Gesundheitswesen 2011; 73 - P23
DOI: 10.1055/s-0031-1274472

Humanstudie zum akuten Gefährdungspotenzial von flüchtigen organischen Verbindungen (VOC) aus Holz- und Holzwerkstoffen

S Kevekordes 1, R Gminski 2, R Marutzky 3, F Fuhrmann 3, W Bürger 3, D Hauschke 4, W Ebner 2, V Mersch-Sundermann 2
  • 1Gesundheitsamt und Veterinärwesen, Kreisverwaltung Rhein-Pfalz-Kreis, Ludwigshafen
  • 2Institut für Umweltmedizin und Krankenhaushygiene (IUK), Universitätsklinikum Freiburg
  • 3Fraunhofer Institut für Holzforschung – Wilhelm-Klauditz-Institut (WKI), Braunschweig
  • 4Institut für Medizinische Biometrie, Universitätsklinikum Freiburg

Hintergrund: Möbel oder Wandverkleidungen aus Holz und Holzwerkstoffen können wegen ihrer großen Oberfläche und langen Nutzungsdauer eine wesentliche Emissionsquelle von flüchtigen organischen Verbindungen (englisch VOC, vor allem Terpene) im Innenraum darstellen. Einige dieser Verbindungen können bei höheren Konzentrationen zu Reizungen der Augenbindehaut und der Schleimhaut der Atemwege führen. Kopfschmerzen, Schwindelgefühl oder Müdigkeit können ebenfalls auftreten.
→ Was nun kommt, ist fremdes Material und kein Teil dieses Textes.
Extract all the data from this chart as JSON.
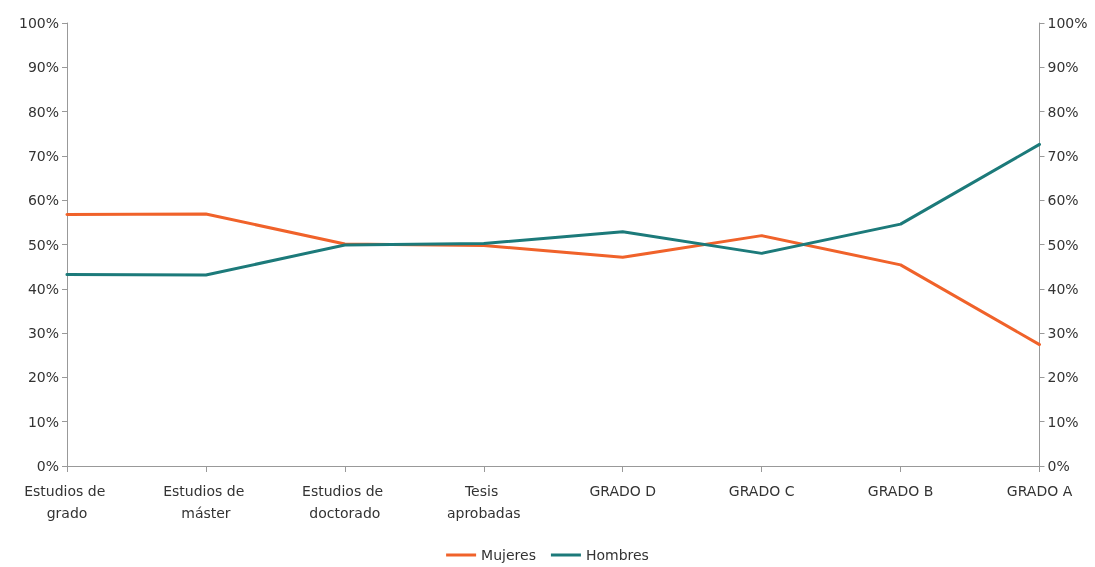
{
  "chart_data": {
    "type": "line",
    "categories": [
      "Estudios de grado",
      "Estudios de máster",
      "Estudios de doctorado",
      "Tesis aprobadas",
      "GRADO D",
      "GRADO C",
      "GRADO B",
      "GRADO A"
    ],
    "series": [
      {
        "name": "Mujeres",
        "color": "#f0622a",
        "values": [
          56.8,
          56.9,
          50.1,
          49.8,
          47.1,
          52.0,
          45.4,
          27.4
        ]
      },
      {
        "name": "Hombres",
        "color": "#1c7a7a",
        "values": [
          43.2,
          43.1,
          49.9,
          50.2,
          52.9,
          48.0,
          54.6,
          72.6
        ]
      }
    ],
    "ylim": [
      0,
      100
    ],
    "yticks": [
      {
        "value": 0,
        "label": "0%"
      },
      {
        "value": 10,
        "label": "10%"
      },
      {
        "value": 20,
        "label": "20%"
      },
      {
        "value": 30,
        "label": "30%"
      },
      {
        "value": 40,
        "label": "40%"
      },
      {
        "value": 50,
        "label": "50%"
      },
      {
        "value": 60,
        "label": "60%"
      },
      {
        "value": 70,
        "label": "70%"
      },
      {
        "value": 80,
        "label": "80%"
      },
      {
        "value": 90,
        "label": "90%"
      },
      {
        "value": 100,
        "label": "100%"
      }
    ],
    "y2lim": [
      0,
      100
    ],
    "y2ticks": [
      {
        "value": 0,
        "label": "0%"
      },
      {
        "value": 10,
        "label": "10%"
      },
      {
        "value": 20,
        "label": "20%"
      },
      {
        "value": 30,
        "label": "30%"
      },
      {
        "value": 40,
        "label": "40%"
      },
      {
        "value": 50,
        "label": "50%"
      },
      {
        "value": 60,
        "label": "60%"
      },
      {
        "value": 70,
        "label": "70%"
      },
      {
        "value": 80,
        "label": "80%"
      },
      {
        "value": 90,
        "label": "90%"
      },
      {
        "value": 100,
        "label": "100%"
      }
    ],
    "grid": false,
    "legend": "bottom",
    "marker": "none",
    "line_style": "solid"
  }
}
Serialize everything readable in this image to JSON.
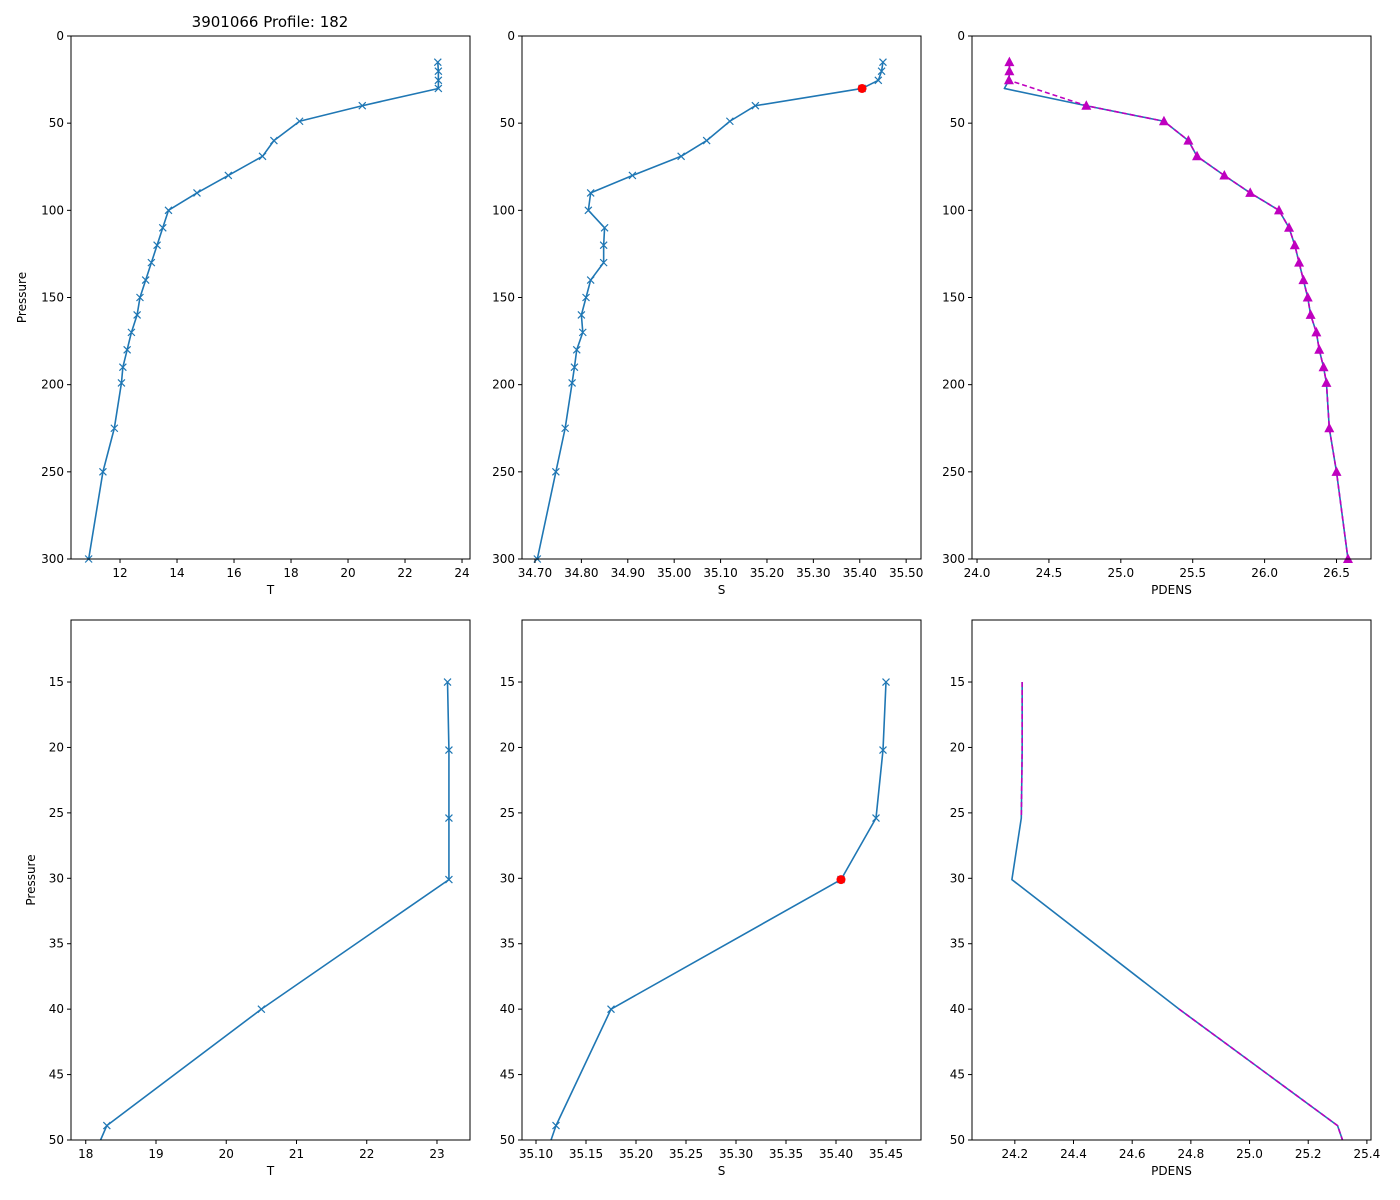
{
  "title": "3901066 Profile: 182",
  "colors": {
    "line": "#1f77b4",
    "flag": "#ff0000",
    "pdens2": "#bf00bf"
  },
  "chart_data": [
    {
      "type": "line",
      "id": "t-full",
      "xlabel": "T",
      "ylabel": "Pressure",
      "xlim": [
        10.28,
        24.28
      ],
      "ylim": [
        300,
        0
      ],
      "xticks": [
        12,
        14,
        16,
        18,
        20,
        22,
        24
      ],
      "yticks": [
        0,
        50,
        100,
        150,
        200,
        250,
        300
      ],
      "series": [
        {
          "name": "T",
          "marker": "x",
          "x": [
            23.15,
            23.17,
            23.17,
            23.17,
            20.5,
            18.3,
            17.4,
            17.0,
            15.8,
            14.7,
            13.7,
            13.5,
            13.3,
            13.1,
            12.9,
            12.7,
            12.6,
            12.4,
            12.25,
            12.1,
            12.05,
            11.8,
            11.4,
            10.9
          ],
          "y": [
            15,
            20.2,
            25.4,
            30.1,
            40,
            48.9,
            60,
            69,
            80,
            90,
            100,
            110,
            120,
            130,
            140,
            150,
            160,
            170,
            180,
            190,
            199,
            225,
            250,
            300
          ]
        }
      ]
    },
    {
      "type": "line",
      "id": "s-full",
      "xlabel": "S",
      "ylabel": "",
      "xlim": [
        34.672,
        35.532
      ],
      "ylim": [
        300,
        0
      ],
      "xticks": [
        34.7,
        34.8,
        34.9,
        35.0,
        35.1,
        35.2,
        35.3,
        35.4,
        35.5
      ],
      "yticks": [
        0,
        50,
        100,
        150,
        200,
        250,
        300
      ],
      "series": [
        {
          "name": "S",
          "marker": "x",
          "x": [
            35.45,
            35.447,
            35.44,
            35.405,
            35.175,
            35.12,
            35.07,
            35.015,
            34.91,
            34.82,
            34.815,
            34.85,
            34.848,
            34.848,
            34.82,
            34.81,
            34.8,
            34.803,
            34.79,
            34.785,
            34.78,
            34.765,
            34.745,
            34.705
          ],
          "y": [
            15,
            20.2,
            25.4,
            30.1,
            40,
            48.9,
            60,
            69,
            80,
            90,
            100,
            110,
            120,
            130,
            140,
            150,
            160,
            170,
            180,
            190,
            199,
            225,
            250,
            300
          ]
        },
        {
          "name": "S flagged",
          "marker": "dot",
          "x": [
            35.405
          ],
          "y": [
            30.1
          ]
        }
      ]
    },
    {
      "type": "line",
      "id": "pdens-full",
      "xlabel": "PDENS",
      "ylabel": "",
      "xlim": [
        23.965,
        26.74
      ],
      "ylim": [
        300,
        0
      ],
      "xticks": [
        24.0,
        24.5,
        25.0,
        25.5,
        26.0,
        26.5
      ],
      "yticks": [
        0,
        50,
        100,
        150,
        200,
        250,
        300
      ],
      "series": [
        {
          "name": "PDENS",
          "marker": "none",
          "x": [
            24.225,
            24.225,
            24.222,
            24.19,
            24.76,
            25.3,
            25.47,
            25.53,
            25.72,
            25.9,
            26.1,
            26.17,
            26.21,
            26.24,
            26.27,
            26.3,
            26.32,
            26.36,
            26.38,
            26.41,
            26.43,
            26.45,
            26.5,
            26.58
          ],
          "y": [
            15,
            20.2,
            25.4,
            30.1,
            40,
            48.9,
            60,
            69,
            80,
            90,
            100,
            110,
            120,
            130,
            140,
            150,
            160,
            170,
            180,
            190,
            199,
            225,
            250,
            300
          ]
        },
        {
          "name": "PDENS (computed)",
          "marker": "triangle",
          "dashed": true,
          "x": [
            24.225,
            24.225,
            24.222,
            24.76,
            25.3,
            25.47,
            25.53,
            25.72,
            25.9,
            26.1,
            26.17,
            26.21,
            26.24,
            26.27,
            26.3,
            26.32,
            26.36,
            26.38,
            26.41,
            26.43,
            26.45,
            26.5,
            26.58
          ],
          "y": [
            15,
            20.2,
            25.4,
            40,
            48.9,
            60,
            69,
            80,
            90,
            100,
            110,
            120,
            130,
            140,
            150,
            160,
            170,
            180,
            190,
            199,
            225,
            250,
            300
          ]
        }
      ]
    },
    {
      "type": "line",
      "id": "t-zoom",
      "xlabel": "T",
      "ylabel": "Pressure",
      "xlim": [
        17.79,
        23.47
      ],
      "ylim": [
        50,
        10.26
      ],
      "xticks": [
        18,
        19,
        20,
        21,
        22,
        23
      ],
      "yticks": [
        15,
        20,
        25,
        30,
        35,
        40,
        45,
        50
      ],
      "series": [
        {
          "name": "T",
          "marker": "x",
          "x": [
            23.15,
            23.17,
            23.17,
            23.17,
            20.5,
            18.3,
            17.4
          ],
          "y": [
            15,
            20.2,
            25.4,
            30.1,
            40,
            48.9,
            60
          ]
        }
      ]
    },
    {
      "type": "line",
      "id": "s-zoom",
      "xlabel": "S",
      "ylabel": "",
      "xlim": [
        35.086,
        35.485
      ],
      "ylim": [
        50,
        10.26
      ],
      "xticks": [
        35.1,
        35.15,
        35.2,
        35.25,
        35.3,
        35.35,
        35.4,
        35.45
      ],
      "yticks": [
        15,
        20,
        25,
        30,
        35,
        40,
        45,
        50
      ],
      "series": [
        {
          "name": "S",
          "marker": "x",
          "x": [
            35.45,
            35.447,
            35.44,
            35.405,
            35.175,
            35.12,
            35.07
          ],
          "y": [
            15,
            20.2,
            25.4,
            30.1,
            40,
            48.9,
            60
          ]
        },
        {
          "name": "S flagged",
          "marker": "dot",
          "x": [
            35.405
          ],
          "y": [
            30.1
          ]
        }
      ]
    },
    {
      "type": "line",
      "id": "pdens-zoom",
      "xlabel": "PDENS",
      "ylabel": "",
      "xlim": [
        24.054,
        25.414
      ],
      "ylim": [
        50,
        10.26
      ],
      "xticks": [
        24.2,
        24.4,
        24.6,
        24.8,
        25.0,
        25.2,
        25.4
      ],
      "yticks": [
        15,
        20,
        25,
        30,
        35,
        40,
        45,
        50
      ],
      "series": [
        {
          "name": "PDENS",
          "marker": "none",
          "x": [
            24.225,
            24.225,
            24.222,
            24.19,
            24.76,
            25.3,
            25.47
          ],
          "y": [
            15,
            20.2,
            25.4,
            30.1,
            40,
            48.9,
            60
          ]
        },
        {
          "name": "PDENS (computed)",
          "marker": "none",
          "dashed": true,
          "x": [
            24.225,
            24.225,
            24.222
          ],
          "y": [
            15,
            20.2,
            25.4
          ]
        },
        {
          "name": "PDENS (computed) deep",
          "marker": "none",
          "dashed": true,
          "x": [
            24.76,
            25.3,
            25.47
          ],
          "y": [
            40,
            48.9,
            60
          ]
        }
      ]
    }
  ]
}
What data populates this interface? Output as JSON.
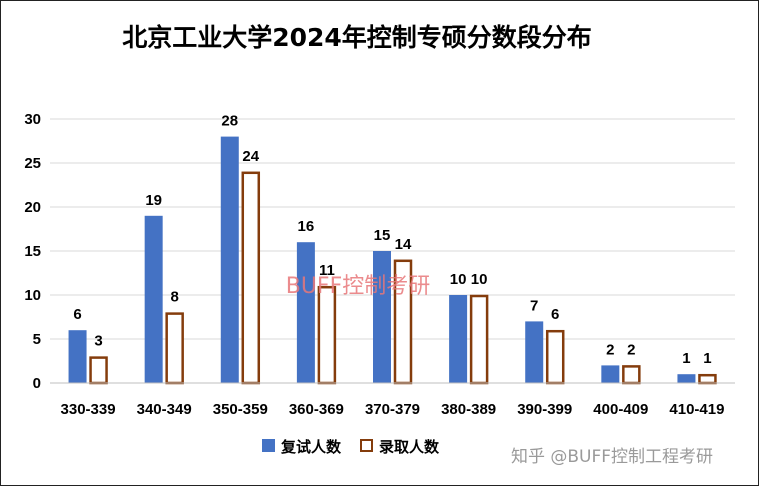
{
  "chart_data": {
    "type": "bar",
    "title": "北京工业大学2024年控制专硕分数段分布",
    "categories": [
      "330-339",
      "340-349",
      "350-359",
      "360-369",
      "370-379",
      "380-389",
      "390-399",
      "400-409",
      "410-419"
    ],
    "series": [
      {
        "name": "复试人数",
        "values": [
          6,
          19,
          28,
          16,
          15,
          10,
          7,
          2,
          1
        ],
        "color": "#4472c4"
      },
      {
        "name": "录取人数",
        "values": [
          3,
          8,
          24,
          11,
          14,
          10,
          6,
          2,
          1
        ],
        "color": "#ffffff",
        "stroke": "#843c0c"
      }
    ],
    "yticks": [
      0,
      5,
      10,
      15,
      20,
      25,
      30
    ],
    "ylim": [
      0,
      30
    ],
    "grid": true,
    "legend": "bottom",
    "xlabel": "",
    "ylabel": "",
    "watermark": "BUFF控制考研",
    "credit": "知乎 @BUFF控制工程考研"
  }
}
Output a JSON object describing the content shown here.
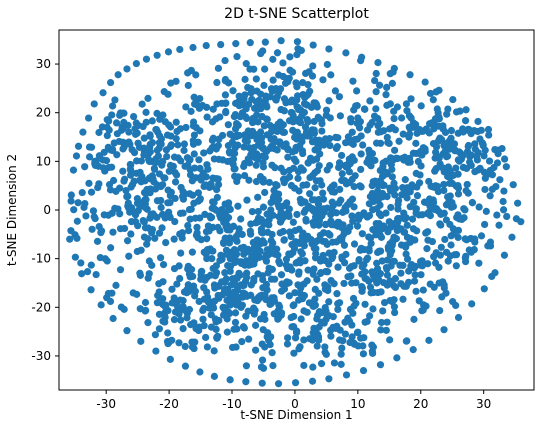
{
  "chart_data": {
    "type": "scatter",
    "title": "2D t-SNE Scatterplot",
    "xlabel": "t-SNE Dimension 1",
    "ylabel": "t-SNE Dimension 2",
    "xlim": [
      -37.5,
      38
    ],
    "ylim": [
      -37,
      37
    ],
    "xticks": [
      -30,
      -20,
      -10,
      0,
      10,
      20,
      30
    ],
    "yticks": [
      -30,
      -20,
      -10,
      0,
      10,
      20,
      30
    ],
    "grid": false,
    "legend": "none",
    "marker_color": "#1f77b4",
    "points_count": 2200,
    "series": [
      {
        "x": [
          -35.2,
          -34.4,
          -33.7,
          -32.8,
          -31.9,
          -30.5,
          -29.3,
          -28.1,
          -26.7,
          -25.2,
          -23.6,
          -21.9,
          -20.1,
          -18.3,
          -16.2,
          -14.1,
          -11.8,
          -9.4,
          -7.1,
          -4.7,
          -2.2,
          0.4,
          2.9,
          5.4,
          8.1,
          10.6,
          13.2,
          15.8,
          18.3,
          20.7,
          22.9,
          25.1,
          27.2,
          29.1,
          30.8,
          32.3,
          33.6,
          34.7,
          35.4,
          35.9,
          -35.8,
          -34.9,
          -33.9,
          -32.4,
          -30.8,
          -28.9,
          -26.7,
          -24.5,
          -22.1,
          -19.8,
          -17.4,
          -15.1,
          -12.8,
          -10.3,
          -7.8,
          -5.2,
          -2.6,
          0.1,
          2.8,
          5.4,
          8.2,
          10.9,
          13.6,
          16.2,
          18.8,
          21.3,
          23.7,
          26.0,
          28.1,
          30.1,
          31.8,
          33.3,
          34.5,
          35.2
        ],
        "y": [
          8.2,
          13.1,
          16.0,
          18.9,
          21.8,
          24.1,
          26.2,
          27.8,
          29.0,
          30.1,
          31.0,
          31.8,
          32.5,
          33.0,
          33.4,
          33.8,
          34.0,
          34.2,
          34.4,
          34.5,
          34.8,
          34.6,
          33.9,
          33.1,
          32.3,
          31.4,
          30.3,
          29.1,
          27.8,
          26.3,
          24.6,
          22.7,
          20.6,
          18.2,
          15.4,
          12.3,
          8.9,
          5.2,
          1.4,
          -2.4,
          -6.0,
          -9.7,
          -13.1,
          -16.4,
          -19.5,
          -22.3,
          -24.8,
          -27.0,
          -29.0,
          -30.7,
          -32.1,
          -33.3,
          -34.2,
          -34.9,
          -35.3,
          -35.6,
          -35.7,
          -35.5,
          -35.2,
          -34.7,
          -33.9,
          -33.0,
          -31.8,
          -30.4,
          -28.7,
          -26.8,
          -24.6,
          -22.1,
          -19.3,
          -16.2,
          -12.9,
          -9.3,
          -5.6,
          -1.8
        ]
      }
    ]
  }
}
Ziel der probandenbasierten, kontrollierten Kammerexpositionsstudien, war die Schaffung belastbarer Daten darüber, ob bei Exposition des Menschen gegenüber kiefernvollholz- oder OSB-spezifischen VOC-Emissionen im normalen Innenraum gesundheitliche (adverse) Effekte erwartet werden können.

Methode: Im Rahmen des zweiteiligen Studienteils wurden insgesamt 2×24 gesunde Probanden/innen akquiriert, die über jeweils 2 Stunden in einer 48m3-Emissionskammer bei einem Luftwechsel von 1,0/h unter geringer körperlicher Belastung (Fahrradergometer mit 50 W) und ‘verblindet' gegenüber den Emissionen aus Kiefernvollholz und OSB exponiert wurden. Während der Experimente wurden kontinuierlich Temperatur, rel. Feuchte, CO2 und Konzentrationen der relevanten einzelnen VOCs in der Kammerluft gemessen. Die Expositionssituation der Probanden/innen wurde so sehr präzise und im Detail erfasst. Die Probanden wurden vor und unmittelbar nach jeder Exposition medizinisch untersucht. Neben dem aktuellen Allgemeinzustand wurden vor allem Zeichen von Augenreizungen und Reizungen der oberen Atemwege geprüft. Darüber hinaus wurde eine Lungenfunktionsanalyse vorgenommen und zur Ermittlung von Effekten auf die Augenbindehäute die Lidschlussfrequenz gemessen. Gemessen wurde außerdem Stickoxid (NO) in der Atemluft der Probanden als Zeichen allergischer und entzündlicher Prozesse. Hierzu wie auch zur Erfassung subjektiver Befindensstörungen sowie zur Klassifikation der Geruchswahrnehmung der Probanden wurden vielfach praktizierte und international anerkannte Verfahren eingesetzt.

Ergebnisse: Bei den Probanden zeigten sich in Folge der durchgeführten Expositionen im Vergleich zu den entsprechenden Reinluftkontrollen keine negativen gesundheitlichen Effekte; insbesondere keine Schleimhaut- und Augenreizungen sowie keine Veränderung der Lungenfunktion; auch wenn mit relativ hohen VOC-Konzentrationen exponiert wurde, denen Menschen in einem normalen Wohnumfeld nicht ausgesetzt sind. So lagen in der Studie die Kammerkonzentrationen der typischen bizyklischen Terpene (Leitsubstanz: α-Pinen) mit etwa 5 bis 10mg/m3 um das 2,5-bzw. 50-fache über den RW-II- bzw. RW-I-Werten, die die Innenraumlufthygienekommission des Umweltbundesamtes mit 2mg/m3 bzw. 0,2mg/m3 festgelegt hat.

Schlussfolgerungen der Studie: Auf Basis der jetzt durchgeführten umfangreichen Studie ist eine akute Gefährdung des Menschen insbesondere durch akute Reizwirkungen, durch Freisetzung holz- bzw. holzwerkstofftypischer VOC in die Raumluft bei praxisüblicher und sachgerechter Verbauung von Hölzern und Holzwerkstoffen nicht zu erkennen.